There are a ton of other good reasons, but the response is already longer than I wanted. A comprehensive list or explanation for why would just be too dang long to write or read.

Oh oh I’m a phlebotomist and I’m so ready to go!

There are two reasons!
1) what is being tested? Sure we say it’s a blood test but there’s a lot in blood. There’s the cells, antibodies, serum, clotting factors, just a ton of different things, and each tube in a blood draw has different chemicals to make one of those accessible to be analysed
2) you need quantity! It’s unfortunate but we get more reliable results the more blood we get. So sometimes we need multiple tubes for these tests

Edit: words

There actually was a company that promised to sake a small sample of blood and run it through an automated process that did “all” the tests in one go.

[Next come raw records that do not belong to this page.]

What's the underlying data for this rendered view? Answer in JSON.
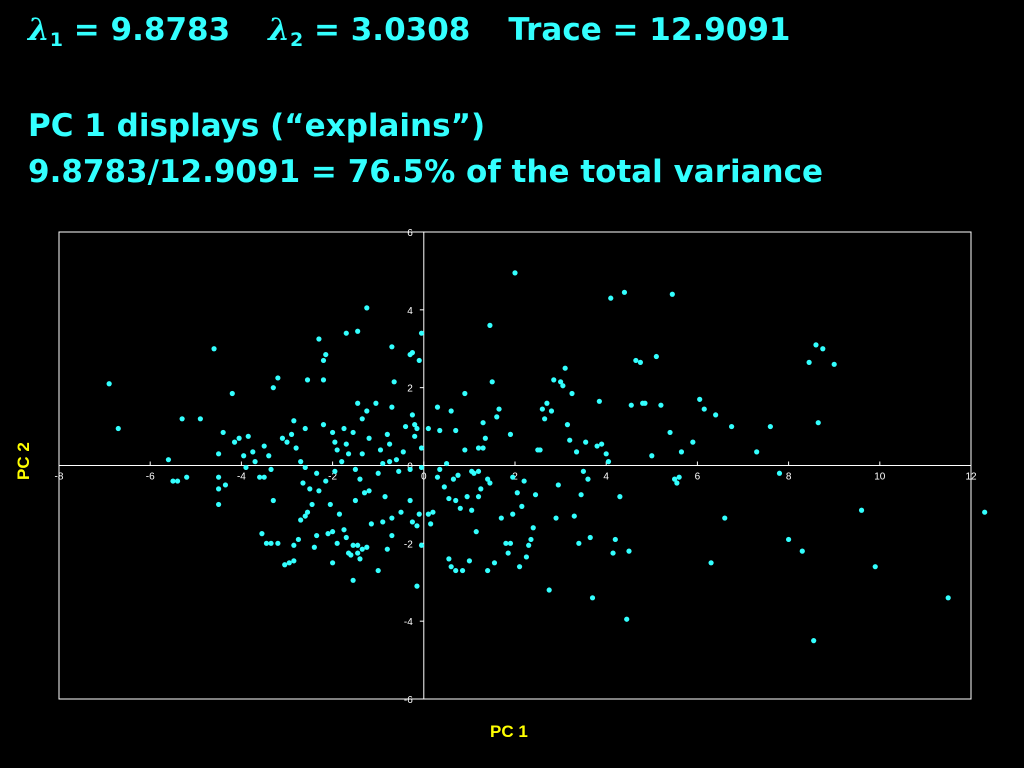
{
  "header": {
    "lambda_symbol": "λ",
    "lambda1_sub": "1",
    "lambda1_value": "= 9.8783",
    "lambda2_sub": "2",
    "lambda2_value": "= 3.0308",
    "trace": "Trace = 12.9091",
    "explain_line1": "PC 1 displays (“explains”)",
    "explain_line2": "9.8783/12.9091 = 76.5% of the total variance"
  },
  "colors": {
    "background": "#000000",
    "text": "#33ffff",
    "axis_title": "#ffff00",
    "points": "#33ffff",
    "plot_bg": "#ffffff"
  },
  "chart_data": {
    "type": "scatter",
    "title": "",
    "xlabel": "PC 1",
    "ylabel": "PC 2",
    "xlim": [
      -8,
      12
    ],
    "ylim": [
      -6,
      6
    ],
    "xticks": [
      -8,
      -6,
      -4,
      -2,
      0,
      2,
      4,
      6,
      8,
      10,
      12
    ],
    "yticks": [
      -6,
      -4,
      -2,
      0,
      2,
      4,
      6
    ],
    "grid": false,
    "series": [
      {
        "points": [
          [
            -6.9,
            2.1
          ],
          [
            -6.7,
            0.95
          ],
          [
            -5.6,
            0.15
          ],
          [
            -5.5,
            -0.4
          ],
          [
            -5.3,
            1.2
          ],
          [
            -5.2,
            -0.3
          ],
          [
            -5.4,
            -0.4
          ],
          [
            -4.9,
            1.2
          ],
          [
            -4.6,
            3.0
          ],
          [
            -4.5,
            0.3
          ],
          [
            -4.4,
            0.85
          ],
          [
            -4.5,
            -0.3
          ],
          [
            -4.5,
            -0.6
          ],
          [
            -4.5,
            -1.0
          ],
          [
            -4.35,
            -0.5
          ],
          [
            -4.2,
            1.85
          ],
          [
            -4.15,
            0.6
          ],
          [
            -4.05,
            0.7
          ],
          [
            -3.95,
            0.25
          ],
          [
            -3.85,
            0.75
          ],
          [
            -3.9,
            -0.05
          ],
          [
            -3.75,
            0.35
          ],
          [
            -3.7,
            0.1
          ],
          [
            -3.6,
            -0.3
          ],
          [
            -3.5,
            0.5
          ],
          [
            -3.4,
            0.25
          ],
          [
            -3.3,
            2.0
          ],
          [
            -3.2,
            2.25
          ],
          [
            -3.1,
            0.7
          ],
          [
            -3.0,
            0.6
          ],
          [
            -3.35,
            -0.1
          ],
          [
            -3.5,
            -0.3
          ],
          [
            -3.3,
            -0.9
          ],
          [
            -2.9,
            0.8
          ],
          [
            -2.85,
            1.15
          ],
          [
            -2.8,
            0.45
          ],
          [
            -2.7,
            0.1
          ],
          [
            -2.6,
            -0.05
          ],
          [
            -2.65,
            -0.45
          ],
          [
            -2.5,
            -0.6
          ],
          [
            -2.6,
            0.95
          ],
          [
            -2.55,
            2.2
          ],
          [
            -2.6,
            -1.3
          ],
          [
            -2.45,
            -1.0
          ],
          [
            -2.35,
            -0.2
          ],
          [
            -2.3,
            -0.65
          ],
          [
            -2.2,
            1.05
          ],
          [
            -2.15,
            -0.4
          ],
          [
            -2.05,
            -1.0
          ],
          [
            -2.3,
            3.25
          ],
          [
            -2.2,
            2.7
          ],
          [
            -2.15,
            2.85
          ],
          [
            -2.2,
            2.2
          ],
          [
            -2.0,
            0.85
          ],
          [
            -1.95,
            0.6
          ],
          [
            -1.9,
            0.4
          ],
          [
            -1.95,
            -0.15
          ],
          [
            -2.0,
            -1.7
          ],
          [
            -1.9,
            -2.0
          ],
          [
            -2.0,
            -2.5
          ],
          [
            -2.1,
            -1.75
          ],
          [
            -2.35,
            -1.8
          ],
          [
            -2.4,
            -2.1
          ],
          [
            -2.55,
            -1.2
          ],
          [
            -2.7,
            -1.4
          ],
          [
            -2.75,
            -1.9
          ],
          [
            -2.85,
            -2.05
          ],
          [
            -2.85,
            -2.45
          ],
          [
            -2.95,
            -2.5
          ],
          [
            -3.05,
            -2.55
          ],
          [
            -3.2,
            -2.0
          ],
          [
            -3.35,
            -2.0
          ],
          [
            -3.45,
            -2.0
          ],
          [
            -3.55,
            -1.75
          ],
          [
            -1.85,
            -1.25
          ],
          [
            -1.75,
            -1.65
          ],
          [
            -1.7,
            -1.85
          ],
          [
            -1.65,
            -2.25
          ],
          [
            -1.6,
            -2.3
          ],
          [
            -1.55,
            -2.95
          ],
          [
            -1.55,
            -2.05
          ],
          [
            -1.45,
            -2.25
          ],
          [
            -1.8,
            0.1
          ],
          [
            -1.75,
            0.95
          ],
          [
            -1.7,
            0.55
          ],
          [
            -1.65,
            0.3
          ],
          [
            -1.55,
            0.85
          ],
          [
            -1.5,
            -0.1
          ],
          [
            -1.4,
            -0.35
          ],
          [
            -1.3,
            -0.7
          ],
          [
            -1.5,
            -0.9
          ],
          [
            -1.35,
            1.2
          ],
          [
            -1.2,
            0.7
          ],
          [
            -1.45,
            3.45
          ],
          [
            -1.7,
            3.4
          ],
          [
            -1.45,
            1.6
          ],
          [
            -1.25,
            1.4
          ],
          [
            -1.2,
            -0.65
          ],
          [
            -1.35,
            0.3
          ],
          [
            -1.25,
            4.05
          ],
          [
            -1.05,
            1.6
          ],
          [
            -0.95,
            0.4
          ],
          [
            -0.9,
            0.05
          ],
          [
            -1.0,
            -0.2
          ],
          [
            -0.85,
            -0.8
          ],
          [
            -0.9,
            -1.45
          ],
          [
            -1.15,
            -1.5
          ],
          [
            -1.25,
            -2.1
          ],
          [
            -1.35,
            -2.15
          ],
          [
            -1.45,
            -2.05
          ],
          [
            -1.4,
            -2.4
          ],
          [
            -1.0,
            -2.7
          ],
          [
            -0.8,
            -2.15
          ],
          [
            -0.75,
            0.1
          ],
          [
            -0.8,
            0.8
          ],
          [
            -0.75,
            0.55
          ],
          [
            -0.7,
            1.5
          ],
          [
            -0.65,
            2.15
          ],
          [
            -0.6,
            0.15
          ],
          [
            -0.55,
            -0.15
          ],
          [
            -0.5,
            -1.2
          ],
          [
            -0.45,
            0.35
          ],
          [
            -0.4,
            1.0
          ],
          [
            -0.3,
            -0.1
          ],
          [
            -0.3,
            -0.9
          ],
          [
            -0.25,
            -1.45
          ],
          [
            -0.15,
            -1.55
          ],
          [
            -0.7,
            -1.35
          ],
          [
            -0.7,
            -1.8
          ],
          [
            -0.7,
            3.05
          ],
          [
            -0.3,
            2.85
          ],
          [
            -0.25,
            1.3
          ],
          [
            -0.2,
            0.75
          ],
          [
            -0.15,
            0.95
          ],
          [
            -0.1,
            2.7
          ],
          [
            -0.05,
            3.4
          ],
          [
            -0.05,
            -0.05
          ],
          [
            -0.1,
            -1.25
          ],
          [
            -0.05,
            -2.05
          ],
          [
            -0.15,
            -3.1
          ],
          [
            -0.2,
            1.05
          ],
          [
            -0.25,
            2.9
          ],
          [
            -0.05,
            0.45
          ],
          [
            0.1,
            0.95
          ],
          [
            0.1,
            -1.25
          ],
          [
            0.15,
            -1.5
          ],
          [
            0.2,
            -1.2
          ],
          [
            0.3,
            -0.3
          ],
          [
            0.3,
            1.5
          ],
          [
            0.35,
            0.9
          ],
          [
            0.45,
            -0.55
          ],
          [
            0.5,
            0.05
          ],
          [
            0.55,
            -0.85
          ],
          [
            0.6,
            1.4
          ],
          [
            0.35,
            -0.1
          ],
          [
            0.7,
            0.9
          ],
          [
            0.7,
            -0.9
          ],
          [
            0.75,
            -0.25
          ],
          [
            0.55,
            -2.4
          ],
          [
            0.6,
            -2.6
          ],
          [
            0.7,
            -2.7
          ],
          [
            0.85,
            -2.7
          ],
          [
            0.65,
            -0.35
          ],
          [
            0.8,
            -1.1
          ],
          [
            0.9,
            1.85
          ],
          [
            0.9,
            0.4
          ],
          [
            0.95,
            -0.8
          ],
          [
            1.05,
            -1.15
          ],
          [
            1.0,
            -2.45
          ],
          [
            1.05,
            -0.15
          ],
          [
            1.1,
            -0.2
          ],
          [
            1.15,
            -1.7
          ],
          [
            1.2,
            -0.8
          ],
          [
            1.2,
            -0.15
          ],
          [
            1.2,
            0.45
          ],
          [
            1.25,
            -0.6
          ],
          [
            1.3,
            0.45
          ],
          [
            1.3,
            1.1
          ],
          [
            1.35,
            0.7
          ],
          [
            1.4,
            -0.35
          ],
          [
            1.4,
            -2.7
          ],
          [
            1.45,
            3.6
          ],
          [
            1.45,
            -0.45
          ],
          [
            1.5,
            2.15
          ],
          [
            1.55,
            -2.5
          ],
          [
            1.6,
            1.25
          ],
          [
            1.65,
            1.45
          ],
          [
            1.7,
            -1.35
          ],
          [
            1.8,
            -2.0
          ],
          [
            1.85,
            -2.25
          ],
          [
            1.9,
            0.8
          ],
          [
            1.9,
            -2.0
          ],
          [
            1.95,
            -0.3
          ],
          [
            1.95,
            -1.25
          ],
          [
            2.0,
            4.95
          ],
          [
            2.05,
            -0.7
          ],
          [
            2.1,
            -2.6
          ],
          [
            2.15,
            -1.05
          ],
          [
            2.2,
            -0.4
          ],
          [
            2.25,
            -2.35
          ],
          [
            2.3,
            -2.05
          ],
          [
            2.35,
            -1.9
          ],
          [
            2.4,
            -1.6
          ],
          [
            2.45,
            -0.75
          ],
          [
            2.5,
            0.4
          ],
          [
            2.55,
            0.4
          ],
          [
            2.6,
            1.45
          ],
          [
            2.65,
            1.2
          ],
          [
            2.7,
            1.6
          ],
          [
            2.75,
            -3.2
          ],
          [
            2.8,
            1.4
          ],
          [
            2.85,
            2.2
          ],
          [
            2.9,
            -1.35
          ],
          [
            2.95,
            -0.5
          ],
          [
            3.0,
            2.15
          ],
          [
            3.05,
            2.05
          ],
          [
            3.1,
            2.5
          ],
          [
            3.15,
            1.05
          ],
          [
            3.2,
            0.65
          ],
          [
            3.25,
            1.85
          ],
          [
            3.3,
            -1.3
          ],
          [
            3.35,
            0.35
          ],
          [
            3.4,
            -2.0
          ],
          [
            3.45,
            -0.75
          ],
          [
            3.5,
            -0.15
          ],
          [
            3.55,
            0.6
          ],
          [
            3.6,
            -0.35
          ],
          [
            3.65,
            -1.85
          ],
          [
            3.7,
            -3.4
          ],
          [
            3.8,
            0.5
          ],
          [
            3.85,
            1.65
          ],
          [
            3.9,
            0.55
          ],
          [
            4.0,
            0.3
          ],
          [
            4.05,
            0.1
          ],
          [
            4.1,
            4.3
          ],
          [
            4.15,
            -2.25
          ],
          [
            4.2,
            -1.9
          ],
          [
            4.3,
            -0.8
          ],
          [
            4.4,
            4.45
          ],
          [
            4.45,
            -3.95
          ],
          [
            4.5,
            -2.2
          ],
          [
            4.55,
            1.55
          ],
          [
            4.65,
            2.7
          ],
          [
            4.75,
            2.65
          ],
          [
            4.8,
            1.6
          ],
          [
            4.85,
            1.6
          ],
          [
            5.0,
            0.25
          ],
          [
            5.1,
            2.8
          ],
          [
            5.2,
            1.55
          ],
          [
            5.4,
            0.85
          ],
          [
            5.45,
            4.4
          ],
          [
            5.5,
            -0.35
          ],
          [
            5.55,
            -0.45
          ],
          [
            5.6,
            -0.3
          ],
          [
            5.65,
            0.35
          ],
          [
            5.9,
            0.6
          ],
          [
            6.05,
            1.7
          ],
          [
            6.15,
            1.45
          ],
          [
            6.3,
            -2.5
          ],
          [
            6.4,
            1.3
          ],
          [
            6.6,
            -1.35
          ],
          [
            6.75,
            1.0
          ],
          [
            7.3,
            0.35
          ],
          [
            7.6,
            1.0
          ],
          [
            7.8,
            -0.2
          ],
          [
            8.0,
            -1.9
          ],
          [
            8.3,
            -2.2
          ],
          [
            8.45,
            2.65
          ],
          [
            8.6,
            3.1
          ],
          [
            8.75,
            3.0
          ],
          [
            8.65,
            1.1
          ],
          [
            9.0,
            2.6
          ],
          [
            8.55,
            -4.5
          ],
          [
            9.6,
            -1.15
          ],
          [
            9.9,
            -2.6
          ],
          [
            11.5,
            -3.4
          ],
          [
            12.3,
            -1.2
          ]
        ]
      }
    ]
  }
}
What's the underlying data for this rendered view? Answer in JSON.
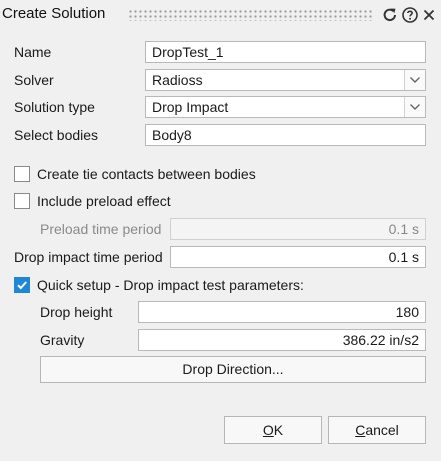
{
  "dialog": {
    "title": "Create Solution"
  },
  "fields": {
    "name": {
      "label": "Name",
      "value": "DropTest_1"
    },
    "solver": {
      "label": "Solver",
      "value": "Radioss"
    },
    "solution_type": {
      "label": "Solution type",
      "value": "Drop Impact"
    },
    "select_bodies": {
      "label": "Select bodies",
      "value": "Body8"
    }
  },
  "options": {
    "tie_contacts": {
      "label": "Create tie contacts between bodies",
      "checked": false
    },
    "preload": {
      "label": "Include preload effect",
      "checked": false
    },
    "preload_time": {
      "label": "Preload time period",
      "value": "0.1 s"
    },
    "drop_time": {
      "label": "Drop impact time period",
      "value": "0.1 s"
    },
    "quick_setup": {
      "label": "Quick setup - Drop impact test parameters:",
      "checked": true
    },
    "drop_height": {
      "label": "Drop height",
      "value": "180"
    },
    "gravity": {
      "label": "Gravity",
      "value": "386.22 in/s2"
    }
  },
  "buttons": {
    "drop_direction": "Drop Direction...",
    "ok": {
      "mnemonic": "O",
      "rest": "K"
    },
    "cancel": {
      "mnemonic": "C",
      "rest": "ancel"
    }
  },
  "icons": {
    "reset": "reset-icon",
    "help": "help-icon",
    "close": "close-icon",
    "dropdown": "chevron-down-icon",
    "check": "check-icon"
  },
  "colors": {
    "accent": "#1e88d6",
    "background": "#f0f0f0"
  }
}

That company was Theranos. It was all bullshit.

Some tests can be done together. Some tests just need a good amount of blood to be accurate, and some of those tests involve doing things to the blood that would spoil the results for other sets of tests.

Different tests require samples in different conditions. Most Blood Chemistry tests are done on serum which is the liquid fraction of clotted blood so no anticoagulants are used in the containers for those tests. Blood Count tests require whole blood so they are collected using an anticoagulant that binds up the calcium in the sample which is required for clotting. Blood Sugar tests are collected using and anticoagulant that not only binds up calcium but inactivates the enzymes which may alter the sugar levels.

For some, it’s because the concentration of compounds you’re looking for is so small that a larger quantity of blood is needed. For example, if you’re looking for a compound that occurs at a concentration of 1 molecule per ml of blood, you need enough blood so that you can reliably find enough molecules to confirm the concentration.

For others, it’s because often the act of running a test on a given sample taints the sample and prevents other tests from being run on it, therefore you might need four or five samples to ensure that each test is run on untainted blood.